Instruct patients to report the onset of any conditions that put them at risk for significant electrolyte disturbances, hypokalemia in particular, including but not limited to the initiation of diuretic therapy or prolonged diarrhea. In addition, instruct patients to report symptoms such as dizziness, palpitations, or syncope to the prescriber [see Warnings and Precautions (5.3)].
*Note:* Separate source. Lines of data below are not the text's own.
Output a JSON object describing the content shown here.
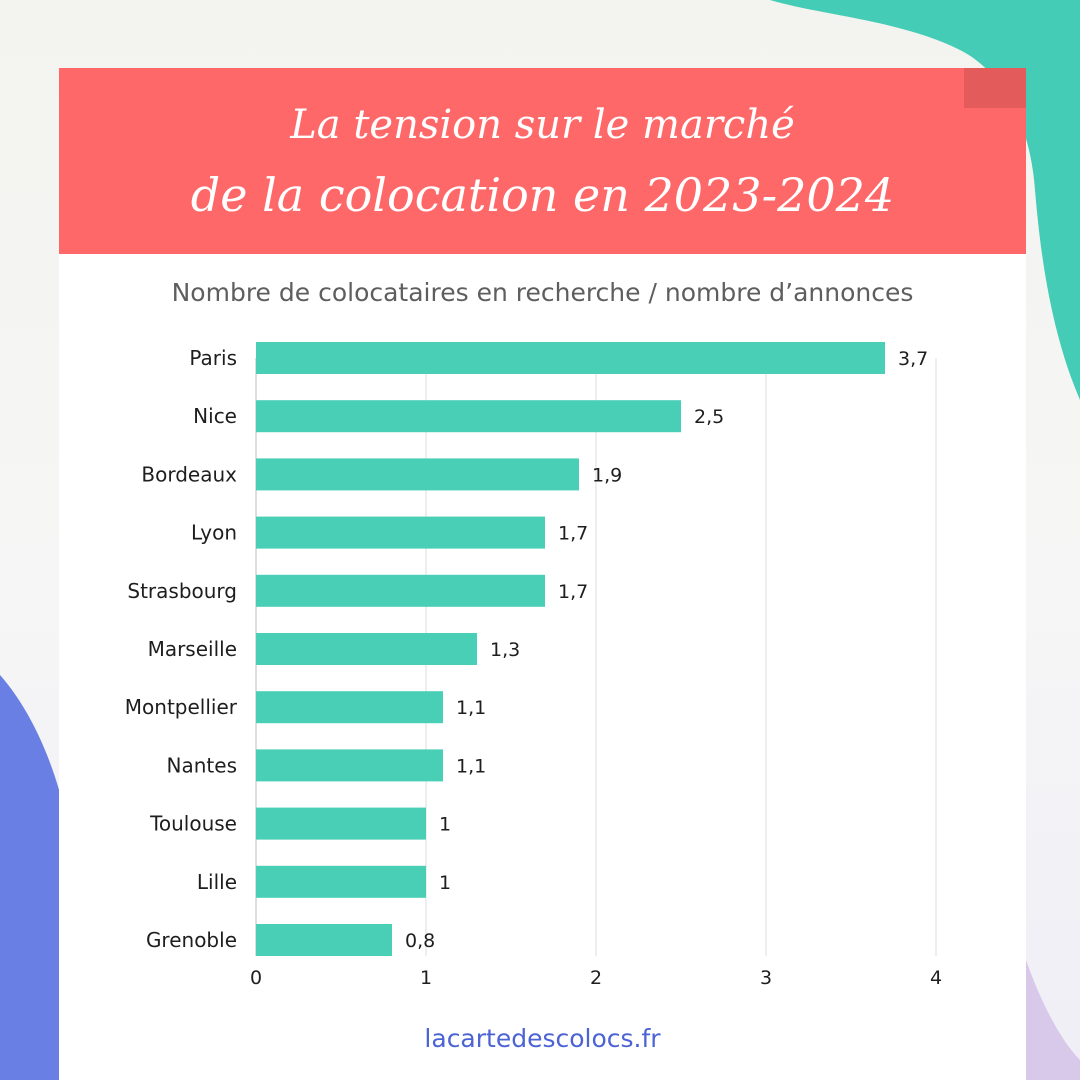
{
  "colors": {
    "banner": "#ff6868",
    "bar": "#48cfb6",
    "accent_teal": "#45ccb7",
    "accent_blue": "#6a7fe3",
    "footer_text": "#4b63d4"
  },
  "title_line_1": "La tension sur le marché",
  "title_line_2": "de la colocation en 2023-2024",
  "footer_link": "lacartedescolocs.fr",
  "chart_data": {
    "type": "bar",
    "orientation": "horizontal",
    "title": "Nombre de colocataires en recherche / nombre d’annonces",
    "categories": [
      "Paris",
      "Nice",
      "Bordeaux",
      "Lyon",
      "Strasbourg",
      "Marseille",
      "Montpellier",
      "Nantes",
      "Toulouse",
      "Lille",
      "Grenoble"
    ],
    "values": [
      3.7,
      2.5,
      1.9,
      1.7,
      1.7,
      1.3,
      1.1,
      1.1,
      1,
      1,
      0.8
    ],
    "value_labels": [
      "3,7",
      "2,5",
      "1,9",
      "1,7",
      "1,7",
      "1,3",
      "1,1",
      "1,1",
      "1",
      "1",
      "0,8"
    ],
    "xlim": [
      0,
      4
    ],
    "xticks": [
      "0",
      "1",
      "2",
      "3",
      "4"
    ],
    "grid": true,
    "legend": "none"
  }
}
Severe Cutaneous Adverse Reactions
Instruct patients to report to their health care provider at the earliest onset any signs or symptoms that may be associated with Drug Reaction with Eosinophilia and Systemic Symptoms (DRESS) or with severe cutaneous adverse reactions, such as Stevens-Johnson syndrome [see Warnings and Precautions (5.5)].
Pregnancy
Advise pregnant women to notify their healthcare provider if they become pregnant or intend to become pregnant during treatment with ziprasidone. Advise patients that ziprasidone may cause extrapyramidal and/or withdrawal symptoms (agitation, hypertonia, hypotonia, tremor, somnolence, respiratory distress, and feeding disorder) in a neonate. Advise patients that there is a pregnancy exposure registry that monitors pregnancy outcomes in women exposed to ziprasidone during pregnancy [see Use in Specific Populations (8.1)].
Lactation
Advise breastfeeding women using ziprasidone to monitor infants for excess sedation, irritability, poor feeding, and extrapyramidal symptoms (tremors, and abnormal muscle movements) and to seek medical care if they notice these signs [see Use in Specific Populations (8.2)].
Infertility
Advise females of reproductive potential that ziprasidone may impair fertility due to an increase in serum prolactin levels. The effects on fertility are reversible [see Warnings and Precautions (5.15) and Use in Specific Populations (8.3)].